Augmentation progressive
Selon les derniers chiffres de l’INAMI pour 2025, analysés par Amélie Goossens, 73 % des hôpitaux généraux pratiquent l’HAD. 3 466 patients ont bénéficié d’une HAD en 2025, pour un total de 66 500 journées. Santhea révèle une augmentation notable (+25 %) du nombre de patients en HAD entre 2024 et 2025.
Les données révèlent des différences régionales. L’HAD est plus développée à Bruxelles et en Flandre qu’en Wallonie.
Au niveau national, 69 % des HAD concernent l’antibiothérapie et 31 % l’oncologie. Là aussi, la conseillère économique de Santhea pointe des différences régionales : le ratio antibiothérapie/oncologie est de 80 % contre 20 % à Bruxelles, 82 % contre 18 % en Flandre et 54 % contre 46 % en Wallonie.
Pour la première fois depuis 2023, l’objectif budgétaire pour l’HAD a été dépassé en 2025, avec des dépenses cumulées à hauteur de 5 825 695 euros.
Contacts avec le MG
Amélie Goossens a également mené une enquête en février 2026 auprès des membres de Santhea (15 numéros d’agrément sur 21 ont répondu, NDLR), afin de les comparer à une autre enquête réalisée conjointement avec Unessa en novembre 2024. Cette enquête révèle que la majorité des hôpitaux ont des contacts avec les médecins généralistes, mais essentiellement pour prévenir de la sortie du patient, obtenir leur accord et connaître l’environnement du bénéficiaire. Peu d’interventions ultérieures sont signalées.
Lors du débat organisé en fin de journée, le Dr Michel Meuris, président de l’Association des généralistes de l’Est francophone, s’est déclaré favorable à l’HAD, tout en estimant qu’il faut résoudre les problèmes de communication entre l’hôpital et les généralistes, notamment via les outils numériques. Il a aussi proposé de remplacer la terminologie d’« hospitalisation à domicile » par celle de « soins à domicile », plus appropriée.

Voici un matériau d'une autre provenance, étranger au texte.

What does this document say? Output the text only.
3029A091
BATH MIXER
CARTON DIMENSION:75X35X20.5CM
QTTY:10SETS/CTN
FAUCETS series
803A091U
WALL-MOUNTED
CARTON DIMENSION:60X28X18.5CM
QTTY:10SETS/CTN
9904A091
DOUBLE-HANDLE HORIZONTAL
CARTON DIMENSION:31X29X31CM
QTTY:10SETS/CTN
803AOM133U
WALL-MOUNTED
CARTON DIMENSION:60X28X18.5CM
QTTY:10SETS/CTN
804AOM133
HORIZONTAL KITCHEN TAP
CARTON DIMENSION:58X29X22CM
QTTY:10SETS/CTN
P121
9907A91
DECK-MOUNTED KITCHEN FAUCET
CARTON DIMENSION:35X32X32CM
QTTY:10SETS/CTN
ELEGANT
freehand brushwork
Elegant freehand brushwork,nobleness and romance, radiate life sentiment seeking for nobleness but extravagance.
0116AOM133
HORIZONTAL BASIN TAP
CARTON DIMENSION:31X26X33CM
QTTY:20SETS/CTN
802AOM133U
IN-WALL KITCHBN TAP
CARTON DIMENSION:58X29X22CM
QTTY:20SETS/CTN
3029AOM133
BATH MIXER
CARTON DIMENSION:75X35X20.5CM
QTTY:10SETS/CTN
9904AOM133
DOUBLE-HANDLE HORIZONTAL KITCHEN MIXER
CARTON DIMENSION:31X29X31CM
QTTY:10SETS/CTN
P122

Du témoignage d’un patient, Melchior Wathelet, on retiendra que ce n’est pas tant l’appellation du système qui compte, mais le confort d’être soigné chez soi et la confiance envers des prestataires qualifiés.
Plusieurs intervenants ont souligné la difficulté d’inclure les patients des maisons médicales et des maisons de repos dans l’HAD, en raison de problèmes de remboursement ou de paiement des prestataires infirmiers.
Forces et faiblesses
L’enquête de Santhea auprès des hôpitaux a mis en évidence les forces de l’HAD (satisfaction et autonomie du patient, diminution de la durée de séjour, collaboration entre la première ligne et les hôpitaux, diversification des compétences des infirmiers à domicile) et ses faiblesses (intégration des patients en MR(S) et maisons médicales, formation des infirmiers à domicile, manque d’un outil numérique commun de suivi et de communication).

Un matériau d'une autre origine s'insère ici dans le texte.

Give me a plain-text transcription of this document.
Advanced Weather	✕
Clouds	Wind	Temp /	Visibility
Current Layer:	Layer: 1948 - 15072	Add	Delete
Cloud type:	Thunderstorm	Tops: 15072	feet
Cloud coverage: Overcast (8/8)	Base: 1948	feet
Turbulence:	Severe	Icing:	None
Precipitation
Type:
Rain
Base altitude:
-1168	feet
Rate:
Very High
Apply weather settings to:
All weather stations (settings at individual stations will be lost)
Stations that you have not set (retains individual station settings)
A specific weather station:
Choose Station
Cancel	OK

« Il y a une volonté politique de développer l’HAD. Le domicile est l’hôpital de demain », a déclaré Mickaël Daubie. Le directeur général du Service des soins de santé de l’INAMI a toutefois expliqué qu’avant d’étendre l’HAD à d’autres champs thérapeutiques, il faut réfléchir avec le secteur à l’accompagnement et au financement. Il a également noté que la dialyse à domicile constitue aussi une forme d’HAD.

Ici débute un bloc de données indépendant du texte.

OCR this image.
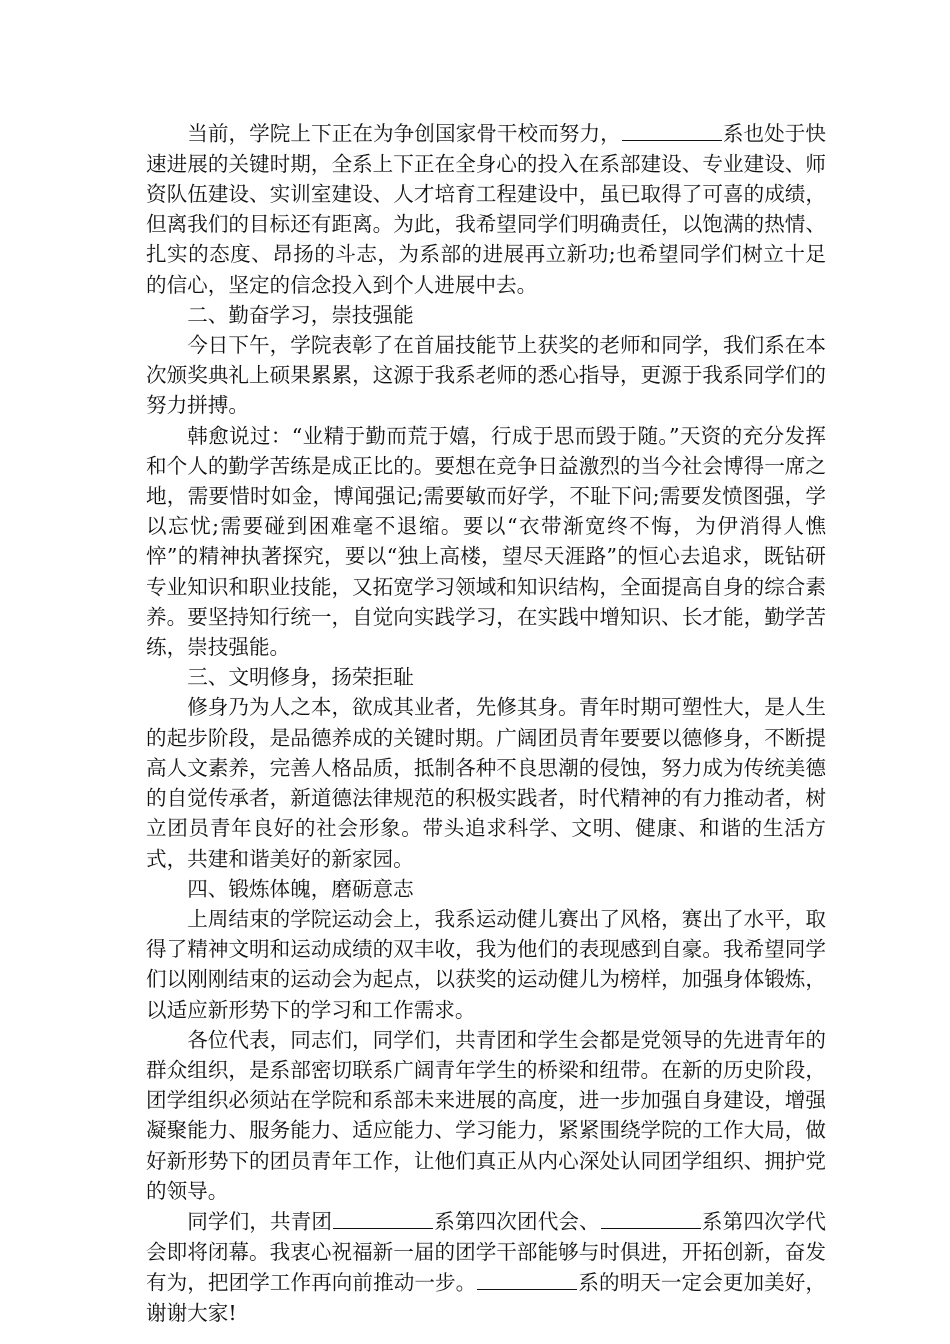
当前，学院上下正在为争创国家骨干校而努力，	系也处于快速进展的关键时期，全系上下正在全身心的投入在系部建设、专业建设、师资队伍建设、实训室建设、人才培育工程建设中，虽已取得了可喜的成绩，但离我们的目标还有距离。为此，我希望同学们明确责任，以饱满的热情、扎实的态度、昂扬的斗志，为系部的进展再立新功;也希望同学们树立十足的信心，坚定的信念投入到个人进展中去。

二、勤奋学习，崇技强能

今日下午，学院表彰了在首届技能节上获奖的老师和同学，我们系在本次颁奖典礼上硕果累累，这源于我系老师的悉心指导，更源于我系同学们的努力拼搏。

韩愈说过：“业精于勤而荒于嬉，行成于思而毁于随。”天资的充分发挥和个人的勤学苦练是成正比的。要想在竞争日益激烈的当今社会博得一席之地，需要惜时如金，博闻强记;需要敏而好学，不耻下问;需要发愤图强，学以忘忧;需要碰到困难毫不退缩。要以“衣带渐宽终不悔，为伊消得人憔悴”的精神执著探究，要以“独上高楼，望尽天涯路”的恒心去追求，既钻研专业知识和职业技能，又拓宽学习领域和知识结构，全面提高自身的综合素养。要坚持知行统一，自觉向实践学习，在实践中增知识、长才能，勤学苦练，崇技强能。

三、文明修身，扬荣拒耻

修身乃为人之本，欲成其业者，先修其身。青年时期可塑性大，是人生的起步阶段，是品德养成的关键时期。广阔团员青年要要以德修身，不断提高人文素养，完善人格品质，抵制各种不良思潮的侵蚀，努力成为传统美德的自觉传承者，新道德法律规范的积极实践者，时代精神的有力推动者，树立团员青年良好的社会形象。带头追求科学、文明、健康、和谐的生活方式，共建和谐美好的新家园。

四、锻炼体魄，磨砺意志

上周结束的学院运动会上，我系运动健儿赛出了风格，赛出了水平，取得了精神文明和运动成绩的双丰收，我为他们的表现感到自豪。我希望同学们以刚刚结束的运动会为起点，以获奖的运动健儿为榜样，加强身体锻炼，以适应新形势下的学习和工作需求。

各位代表，同志们，同学们，共青团和学生会都是党领导的先进青年的群众组织，是系部密切联系广阔青年学生的桥梁和纽带。在新的历史阶段，团学组织必须站在学院和系部未来进展的高度，进一步加强自身建设，增强凝聚能力、服务能力、适应能力、学习能力，紧紧围绕学院的工作大局，做好新形势下的团员青年工作，让他们真正从内心深处认同团学组织、拥护党的领导。

同学们，共青团	系第四次团代会、	系第四次学代会即将闭幕。我衷心祝福新一届的团学干部能够与时俱进，开拓创新，奋发有为，把团学工作再向前推动一步。	系的明天一定会更加美好，谢谢大家!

Mickaël Daubie a enfin rappelé qu’en 2023 et 2024, cette prise en charge n’avait pas connu un véritable engouement de la part du monde hospitalier, au point que le KCE ne disposait pas d’un volume suffisant de données pour réaliser une étude sérieuse à ce sujet. À la lecture des derniers chiffres de l’INAMI, l’HAD semble connaître un nouvel essor.